Snail to Cat?

Yesterday in the seminar we kicked off our discussion of Douglas Engelbart’s work with a tribute video featuring interviews with Engelbart and footage from a conference commemorating the fortieth anniversary of the “Mother of All Demos” in 2008.

Hearing Engelbart, who just passed away in July, talk about his life’s work and hopes for the creative potential of networked knowledge and computing reminded us that while we sometimes think about new technology in terms of our individual abilities and aspirations (we are human after all), many of the kinds of “augmentation” Engelbart invented or inspired leverage the power of groups of people communicating and working with each other socially (we are human after all).

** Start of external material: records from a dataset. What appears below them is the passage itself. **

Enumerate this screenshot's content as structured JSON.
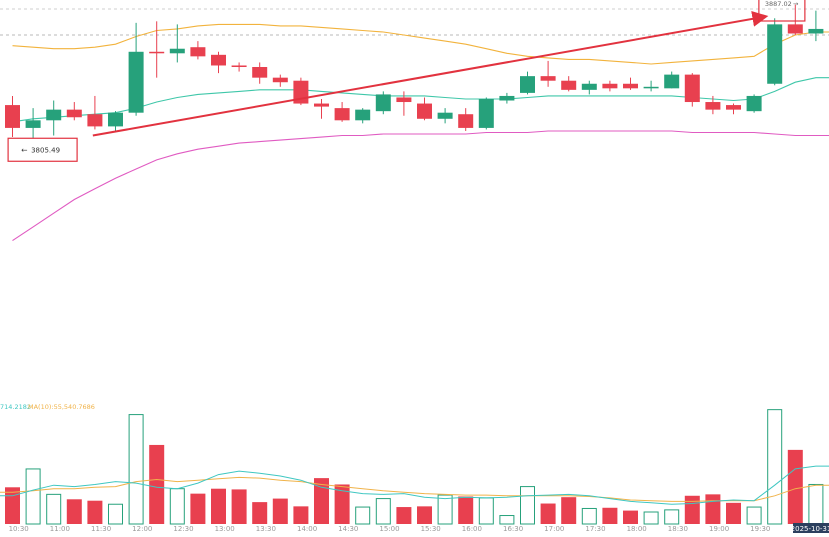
{
  "chart_data": {
    "type": "candlestick",
    "colors": {
      "up": "#26a17b",
      "down": "#e8404f",
      "band_upper": "#f2b33d",
      "band_middle": "#3fc7a9",
      "band_lower": "#e05bc2",
      "trendline": "#e2323f",
      "annotation_box": "#e2323f",
      "vol_ma5": "#3fc7c2",
      "vol_ma10": "#f0b34a",
      "grid": "#cfcfcf",
      "axis_text": "#9a9a9a"
    },
    "price_range": [
      3696,
      3893
    ],
    "candles": [
      {
        "o": 3824,
        "h": 3830,
        "l": 3803,
        "c": 3809
      },
      {
        "o": 3809,
        "h": 3822,
        "l": 3802,
        "c": 3814
      },
      {
        "o": 3814,
        "h": 3827,
        "l": 3804,
        "c": 3821
      },
      {
        "o": 3821,
        "h": 3826,
        "l": 3814,
        "c": 3816
      },
      {
        "o": 3818,
        "h": 3830,
        "l": 3808,
        "c": 3810
      },
      {
        "o": 3810,
        "h": 3820,
        "l": 3807,
        "c": 3819
      },
      {
        "o": 3819,
        "h": 3878,
        "l": 3817,
        "c": 3859
      },
      {
        "o": 3859,
        "h": 3879,
        "l": 3842,
        "c": 3858
      },
      {
        "o": 3858,
        "h": 3877,
        "l": 3852,
        "c": 3861
      },
      {
        "o": 3862,
        "h": 3866,
        "l": 3854,
        "c": 3856
      },
      {
        "o": 3857,
        "h": 3859,
        "l": 3845,
        "c": 3850
      },
      {
        "o": 3850,
        "h": 3852,
        "l": 3846,
        "c": 3849
      },
      {
        "o": 3849,
        "h": 3852,
        "l": 3838,
        "c": 3842
      },
      {
        "o": 3842,
        "h": 3844,
        "l": 3836,
        "c": 3839
      },
      {
        "o": 3840,
        "h": 3842,
        "l": 3824,
        "c": 3825
      },
      {
        "o": 3825,
        "h": 3828,
        "l": 3815,
        "c": 3823
      },
      {
        "o": 3822,
        "h": 3826,
        "l": 3813,
        "c": 3814
      },
      {
        "o": 3814,
        "h": 3822,
        "l": 3812,
        "c": 3821
      },
      {
        "o": 3820,
        "h": 3833,
        "l": 3818,
        "c": 3831
      },
      {
        "o": 3829,
        "h": 3833,
        "l": 3817,
        "c": 3826
      },
      {
        "o": 3825,
        "h": 3829,
        "l": 3814,
        "c": 3815
      },
      {
        "o": 3815,
        "h": 3822,
        "l": 3812,
        "c": 3819
      },
      {
        "o": 3818,
        "h": 3822,
        "l": 3807,
        "c": 3809
      },
      {
        "o": 3809,
        "h": 3829,
        "l": 3808,
        "c": 3828
      },
      {
        "o": 3827,
        "h": 3832,
        "l": 3825,
        "c": 3830
      },
      {
        "o": 3832,
        "h": 3846,
        "l": 3831,
        "c": 3843
      },
      {
        "o": 3843,
        "h": 3853,
        "l": 3836,
        "c": 3840
      },
      {
        "o": 3840,
        "h": 3843,
        "l": 3833,
        "c": 3834
      },
      {
        "o": 3834,
        "h": 3840,
        "l": 3831,
        "c": 3838
      },
      {
        "o": 3838,
        "h": 3840,
        "l": 3833,
        "c": 3835
      },
      {
        "o": 3838,
        "h": 3842,
        "l": 3834,
        "c": 3835
      },
      {
        "o": 3835,
        "h": 3840,
        "l": 3833,
        "c": 3836
      },
      {
        "o": 3835,
        "h": 3846,
        "l": 3835,
        "c": 3844
      },
      {
        "o": 3844,
        "h": 3845,
        "l": 3823,
        "c": 3826
      },
      {
        "o": 3826,
        "h": 3830,
        "l": 3818,
        "c": 3821
      },
      {
        "o": 3824,
        "h": 3825,
        "l": 3818,
        "c": 3821
      },
      {
        "o": 3820,
        "h": 3831,
        "l": 3819,
        "c": 3830
      },
      {
        "o": 3838,
        "h": 3881,
        "l": 3837,
        "c": 3877
      },
      {
        "o": 3877,
        "h": 3890,
        "l": 3870,
        "c": 3871
      },
      {
        "o": 3871,
        "h": 3886,
        "l": 3866,
        "c": 3874
      }
    ],
    "bollinger": {
      "upper": [
        3863,
        3862,
        3861,
        3861,
        3862,
        3864,
        3869,
        3873,
        3874,
        3876,
        3877,
        3877,
        3877,
        3876,
        3876,
        3875,
        3874,
        3873,
        3872,
        3870,
        3868,
        3866,
        3864,
        3861,
        3858,
        3856,
        3855,
        3854,
        3854,
        3853,
        3852,
        3851,
        3852,
        3853,
        3854,
        3855,
        3856,
        3864,
        3870,
        3872
      ],
      "middle": [
        3813,
        3815,
        3816,
        3817,
        3818,
        3819,
        3822,
        3826,
        3829,
        3831,
        3832,
        3833,
        3834,
        3834,
        3834,
        3833,
        3832,
        3831,
        3830,
        3830,
        3830,
        3829,
        3828,
        3828,
        3828,
        3829,
        3830,
        3830,
        3830,
        3830,
        3830,
        3830,
        3830,
        3829,
        3828,
        3827,
        3828,
        3833,
        3839,
        3842
      ],
      "lower": [
        3735,
        3744,
        3753,
        3762,
        3769,
        3776,
        3782,
        3788,
        3792,
        3795,
        3797,
        3799,
        3800,
        3801,
        3802,
        3803,
        3804,
        3804,
        3805,
        3805,
        3805,
        3805,
        3805,
        3806,
        3806,
        3806,
        3807,
        3807,
        3807,
        3807,
        3807,
        3807,
        3807,
        3806,
        3806,
        3806,
        3806,
        3805,
        3804,
        3804
      ]
    },
    "volumes": [
      52,
      78,
      42,
      35,
      33,
      28,
      155,
      112,
      50,
      43,
      50,
      49,
      31,
      36,
      25,
      65,
      56,
      24,
      36,
      24,
      25,
      41,
      39,
      37,
      12,
      53,
      29,
      38,
      22,
      23,
      19,
      17,
      20,
      40,
      42,
      30,
      24,
      162,
      105,
      56
    ],
    "vol_ma5": [
      40,
      48,
      55,
      53,
      56,
      60,
      58,
      52,
      50,
      58,
      70,
      75,
      72,
      68,
      62,
      52,
      47,
      43,
      42,
      43,
      38,
      36,
      38,
      37,
      38,
      40,
      41,
      42,
      40,
      36,
      32,
      30,
      28,
      29,
      32,
      34,
      33,
      55,
      78,
      82
    ],
    "vol_ma10": [
      45,
      47,
      50,
      50,
      52,
      53,
      60,
      63,
      60,
      62,
      64,
      66,
      65,
      62,
      60,
      56,
      53,
      50,
      47,
      45,
      43,
      42,
      41,
      41,
      40,
      40,
      40,
      40,
      39,
      37,
      34,
      33,
      32,
      32,
      33,
      33,
      33,
      40,
      50,
      55
    ],
    "vol_max": 170,
    "time_labels": [
      {
        "i": 0.3,
        "label": "10:30"
      },
      {
        "i": 2.3,
        "label": "11:00"
      },
      {
        "i": 4.3,
        "label": "11:30"
      },
      {
        "i": 6.3,
        "label": "12:00"
      },
      {
        "i": 8.3,
        "label": "12:30"
      },
      {
        "i": 10.3,
        "label": "13:00"
      },
      {
        "i": 12.3,
        "label": "13:30"
      },
      {
        "i": 14.3,
        "label": "14:00"
      },
      {
        "i": 16.3,
        "label": "14:30"
      },
      {
        "i": 18.3,
        "label": "15:00"
      },
      {
        "i": 20.3,
        "label": "15:30"
      },
      {
        "i": 22.3,
        "label": "16:00"
      },
      {
        "i": 24.3,
        "label": "16:30"
      },
      {
        "i": 26.3,
        "label": "17:00"
      },
      {
        "i": 28.3,
        "label": "17:30"
      },
      {
        "i": 30.3,
        "label": "18:00"
      },
      {
        "i": 32.3,
        "label": "18:30"
      },
      {
        "i": 34.3,
        "label": "19:00"
      },
      {
        "i": 36.3,
        "label": "19:30"
      }
    ],
    "date_badge": "2025-10-31",
    "low_marker": {
      "i": 1,
      "price": 3805.49,
      "text": "3805.49"
    },
    "high_marker": {
      "i": 37.3,
      "price": 3887.02,
      "text": "3887.02"
    },
    "vol_legend": {
      "ma5": "714.2182",
      "ma10": "MA(10):55,540.7686"
    },
    "trendline": {
      "from_i": 3.9,
      "from_price": 3804,
      "to_i": 36.5,
      "to_price": 3882
    }
  }
}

Engelbart envisioned “augmentation” as a conceptual framework that would enable humans to extend their sensory powers as well as their mental and motor capabilities, and open up new possibilities for people to cooperate intellectually as a result. Looking back on his memory of his motivations in the late 50s: to address both the increasing complexity of the human situation and a mounting sense of urgency to solve critical problems, I am struck by a couple of things.  1) new media and the internet have undoubtedly helped on both of these issues; and 2) our situation seems even more complex and the problems more critical now.  (No, we don’t live in fear of imminent nuclear annihilation any more, but climate change and the dispersion of battlefields into shopping malls, train stations, marketplaces, and schools of countries nominally at peace are at least as frightening and seemingly more intractable as the mutually assured destruction “security” strategy of the Cold War. Our contemporary situation and problems are urgent and fiendishly complicated. But I digress.)

In the seminar there were some doubts about the emancipatory potential of Engelbart’s vision as well as appreciation and enthusiasm for the ways in which dynamic digital environments and networks have helped us all.  One of us mulled over the possibility that augmentation through new media / technology might be encouraging us to neglect our native / natural intelligence.  Another took an in-depth look at the need for and implications of training where new technologies are concerned, pointing out that the more integrated, easy to use, and “natural” the augmentation (think Ipad), the less useful it might be as a training device (think programmable calculator). A third researcher, who specializes in human-computer interaction proposed that, counter to the prevailing trend of “naturalizing” the integration of human-computer factors, new applications should be designed with some seams in mind.  “Seamful rather than seamless interactions” between humans and technology will create and encourage opportunities to proceed mindfully and ethically into the future.

And yet we all found some measure of inspiration in Engelbart’s vision for collectively using technology to make better sense of our existence, communicate more effectively, and surmount the challenges facing us.  Thinking back to our conversation last week, this piece of the mural from the Engelbart tribute (a more complete panorama starts at 6’34” in the video) gave me chills:

Engelbart2008DemoTributeParadigmShiftb

As we’ve been reading some of the visionaries of computing and new media from the mid-twentieth century, we’ve also speculated about who the current Doug Engelbarts are.  What is the shape of things to come?  Will I be interacting with a descendent of my Iphone in 2030? or will our current technology seem antediluvian? What will the next paradigm-shifting wave of innovation be?

Metaphorically, I see the augmented organization or institution of the future as changing, not as an organism merely to be a bigger and faster snail but to achieve such new levels of sensory capability, speed, power, and coordination as to become a new species — a cat.

Douglas Engelbart, “From Augmenting Human Intellect. A Conceptual Framework,” in Noah Wardrip-Fruin and Nick Montfort eds., The New Media Reader, p. 94

I’m not sure I want to be a cat (they aren’t social enough), but I don’t think we are snails anymore either.

P.S re: writing and open access

We got sidetracked from a discussion of writing that was really intriguing, so I thought I’d leave a few comments here:

Question (from the techies to the humanists): How has computing / keyboarding changed your writing (for better of worse)?

Answer: It’s complicated by experience and the hope that writing (like any other skilled, creative activity) improves over time and with practice.  But we definitely are in the midst of a sea change about how we think about writing and scholarly communication.  We used to think about crafting the “definitive” book on a topic.  Peer review, the university press system, and the hierarchies of the academy encouraged us to attend to every nuance and detail, and make sure everything was “just right,”  because once something was published it was “set in stone.”  Permanent. In fact, the first word processor I used was called “FinalWord.

Distributed conversations (like this one) and the possibilities for collaborating over the internet are eroding this perspective (although we haven’t seen the end of it yet).  Many of us (humanities types) now approach writing and presentation as a dynamic, more open-ended activity.  There’s talk of “Hacking Scholarship” and the prospect of Open Access.  (I’m very excited about John Willinsky‘s  visit later this month.) And while in the old days, once a paper went to press it was pretty much set in stone, Doug Engelbart’s obituary in the New York Times has been revised twice since July.